NEW REPORT: NT Awarded Wooden Spoon, Again
FOR THE FIFTH YEAR IN A ROW, the Northern Territory has finished last in the state and territories renewable race, despite its tremendous renewable potential.
The Climate Council’s new report is called “State of Play: Renewable Energy Leaders and Losers”. The report card examines how the states and territories are tracking with making the transition to renewables.
“The NT has once again been awarded the Wooden Spoon, for the 5th year running,” said Climate Councillor and energy expert, Andrew Stock.
“Fortunately, we are seeing some progress from the Territory, which recently announced a draft aspirational target for net zero emissions by 2050,” he said.

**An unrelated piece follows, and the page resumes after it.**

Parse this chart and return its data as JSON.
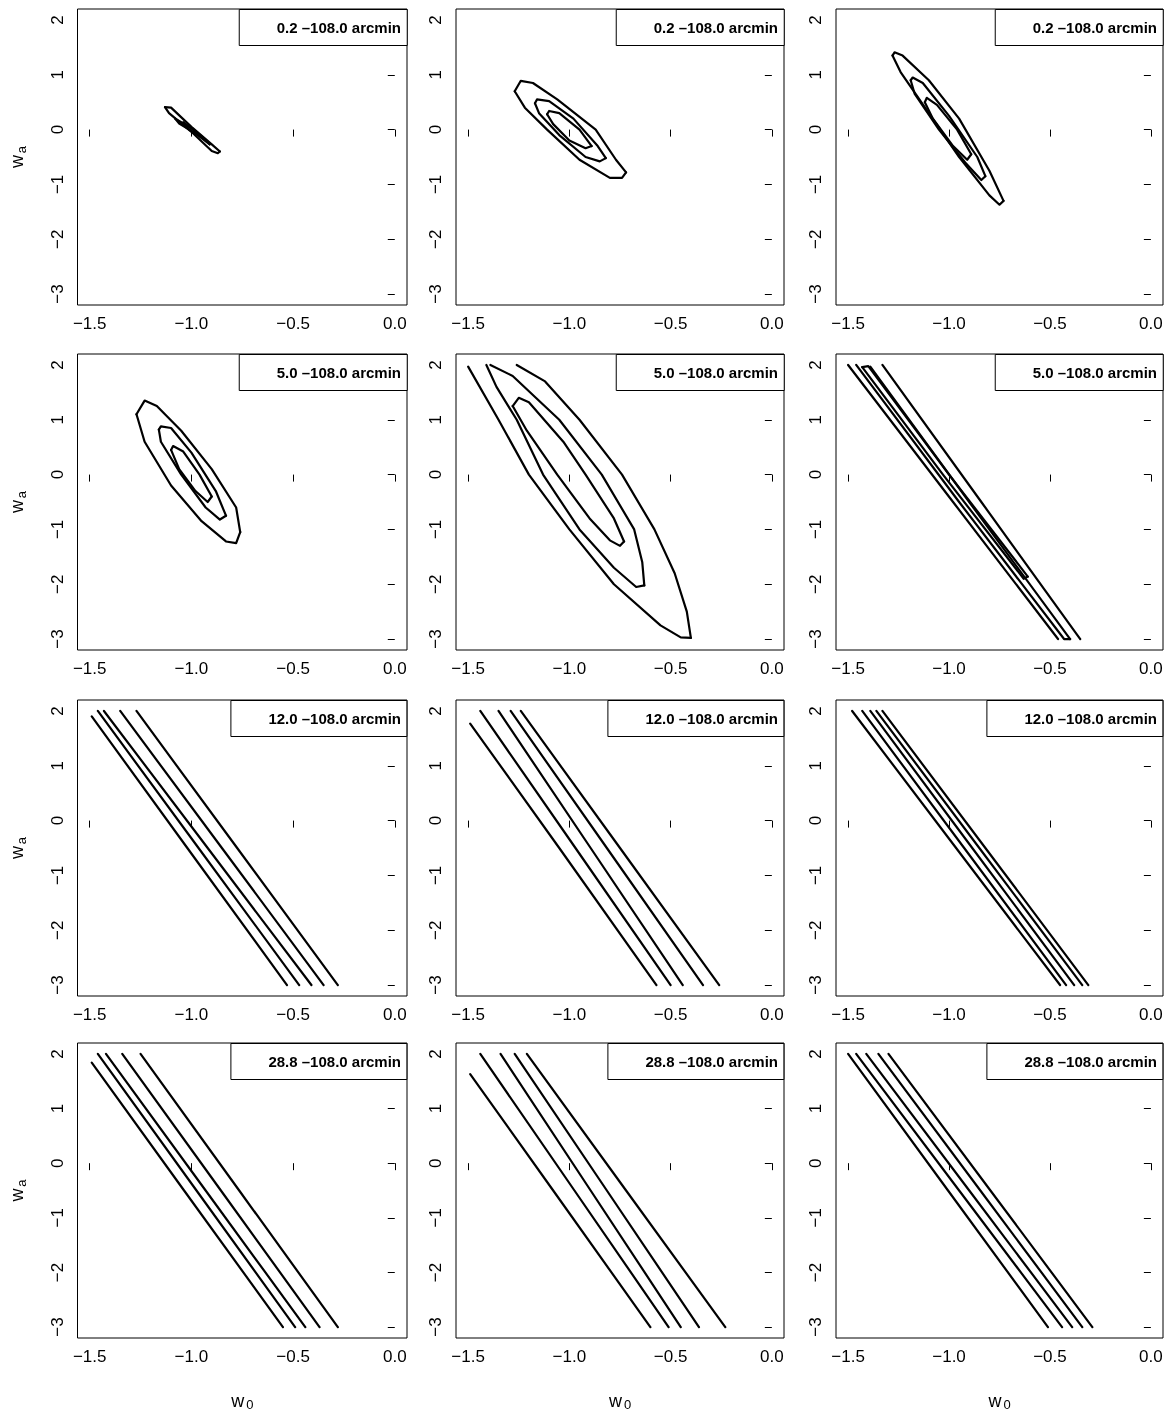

“While this is an important step in the right direction, the draft plan supports the expansion of the Territory’s gas and fracking industries, which is incompatible with achieving net zero emissions and effectively tackling climate change,” said Mr Stock.
“The NT has huge renewable potential, with some of the best solar resources in the world, and could position itself as a national, if not a global powerhouse,” said Climate Councillor Greg Bourne.
“Its renewable resources present tremendous economic opportunities, including the potential to export renewable energy to other Australian states and to Asia,” he said.
Report Key Findings
South Australia now generates over half of its electricity from wind and solar and is aiming for net 100 percent renewable energy in the 2030s.
The ACT is on track to achieve 100 percent renewable energy on January 1, 2020. This is a remarkable achievement and makes the ACT just the 8th jurisdiction in the world with a population above 100,000 to achieve 100 percent renewable electricity.
Victoria and Queensland are making good progress on the transition to renewable energy, but will need to work hard to catch the frontrunners.
NSW and WA are the only states without a renewable energy target, while the Northern Territory ranks last or near the bottom on most other metrics.
“States and territories are driving the transition to a renewable energy future, in the face of the Federal Government’s reckless lack of leadership. As a result, several states and territories have declared the intention to go it alone on renewable energy policy,” said Mr Bourne.
“Climate change is hurting Australians and their calls for climate action are growing louder. We have a terrible trifecta of bushfires, heatwaves and drought and they are all being made worse by climate change,” said Mr Stock.